Angela Ferguson visits a modern hotel in traditional Kyoto.
January 30th, 2015
Kyoto has a reputation for being one of the more traditional cities of Japan; many tourists visit here to see shrines, temples and “old Japan”. So the Hotel Kanra is a somewhat of an anomaly in Kyoto – it is delightfully modern, and sits comfortably amongst the most beautiful boutique hotels in the world.
Completed in 2010 the Hotel Kanra was designed by architect Norito Nakahara. The overall design is based on the proportions of Kyoto’s machiya (wooden town houses). This is evident in the elongated shape of the rooms and the palette of materials used including volcanic stone flooring, tatami mats in sitting areas,traditional Japanese hiba (cypress) wood bathtubs, frosted glass bathroom walls and shoji screens.

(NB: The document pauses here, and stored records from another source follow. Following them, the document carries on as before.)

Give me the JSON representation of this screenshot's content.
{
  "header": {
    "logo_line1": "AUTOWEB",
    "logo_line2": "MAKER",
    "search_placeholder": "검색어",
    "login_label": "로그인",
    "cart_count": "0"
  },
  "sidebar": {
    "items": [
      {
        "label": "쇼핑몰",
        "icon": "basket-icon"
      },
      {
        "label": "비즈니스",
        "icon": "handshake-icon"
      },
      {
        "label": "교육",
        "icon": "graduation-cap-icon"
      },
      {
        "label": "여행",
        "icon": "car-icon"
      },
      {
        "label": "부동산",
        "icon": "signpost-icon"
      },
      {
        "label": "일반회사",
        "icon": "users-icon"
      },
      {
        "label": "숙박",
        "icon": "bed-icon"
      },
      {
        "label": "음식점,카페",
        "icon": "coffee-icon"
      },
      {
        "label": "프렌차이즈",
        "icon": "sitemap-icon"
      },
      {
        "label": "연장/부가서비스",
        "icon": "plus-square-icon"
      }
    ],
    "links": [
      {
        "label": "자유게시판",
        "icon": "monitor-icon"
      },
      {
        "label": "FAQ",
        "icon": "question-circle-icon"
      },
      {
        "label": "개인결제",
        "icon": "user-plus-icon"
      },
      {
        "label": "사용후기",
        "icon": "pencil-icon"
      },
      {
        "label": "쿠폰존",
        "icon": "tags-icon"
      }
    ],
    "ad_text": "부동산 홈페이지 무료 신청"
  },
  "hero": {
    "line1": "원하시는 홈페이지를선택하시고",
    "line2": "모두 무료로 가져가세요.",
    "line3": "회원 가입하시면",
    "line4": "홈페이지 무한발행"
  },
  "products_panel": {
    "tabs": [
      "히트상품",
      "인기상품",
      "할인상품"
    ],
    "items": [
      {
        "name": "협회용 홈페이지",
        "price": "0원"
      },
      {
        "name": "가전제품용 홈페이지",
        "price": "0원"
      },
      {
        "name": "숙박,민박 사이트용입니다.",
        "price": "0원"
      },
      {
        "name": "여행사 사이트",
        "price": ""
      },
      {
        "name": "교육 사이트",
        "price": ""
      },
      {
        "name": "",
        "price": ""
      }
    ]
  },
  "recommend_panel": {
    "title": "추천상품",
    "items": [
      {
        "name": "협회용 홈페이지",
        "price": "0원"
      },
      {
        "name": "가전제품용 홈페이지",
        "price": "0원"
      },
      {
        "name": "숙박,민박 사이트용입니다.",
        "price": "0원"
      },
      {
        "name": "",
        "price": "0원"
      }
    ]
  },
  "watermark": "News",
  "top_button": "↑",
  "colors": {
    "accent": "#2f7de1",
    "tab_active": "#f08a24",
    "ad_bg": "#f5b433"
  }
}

Like many things in Japan the attention to detail is exquisite. And it is the small details that make this hotel extra special including custom made lamps of tiny white threads (referencing cushion stuffing) and skylights in the bathrooms that give the impression of being connected to the outdoors.
The entry lobby is essentially an installation piece and was created by Tokyo based New Yorker Alexander Reeder. Large triangular interactive panels on the walls and ceiling change colour depending on the season as well as the light, sound and temperature in the lobby and restaurant.
In many areas of the hotel the work of local artists is featured via ceramics, ikebana (flower arrangement), lighting design and hanging wall art.
Hotel Kanra was conceived to support the local community through its existence and to educate visitors about historical Kyoto in thoroughly modern manner. This has been done in a way that is respectful to the heritage of the area whilst at the same time presenting the Japanese conscience in a contemporary setting.
Hotel Kanra is an embodiment of Japanese aesthetic values; these values have developed over many centuries and are about creating a state of mind that is peaceful and harmonious. We truly felt this during our visit here – once we’d arrived we felt very much at home and it became extremely difficult to leave such a beautiful sanctuary.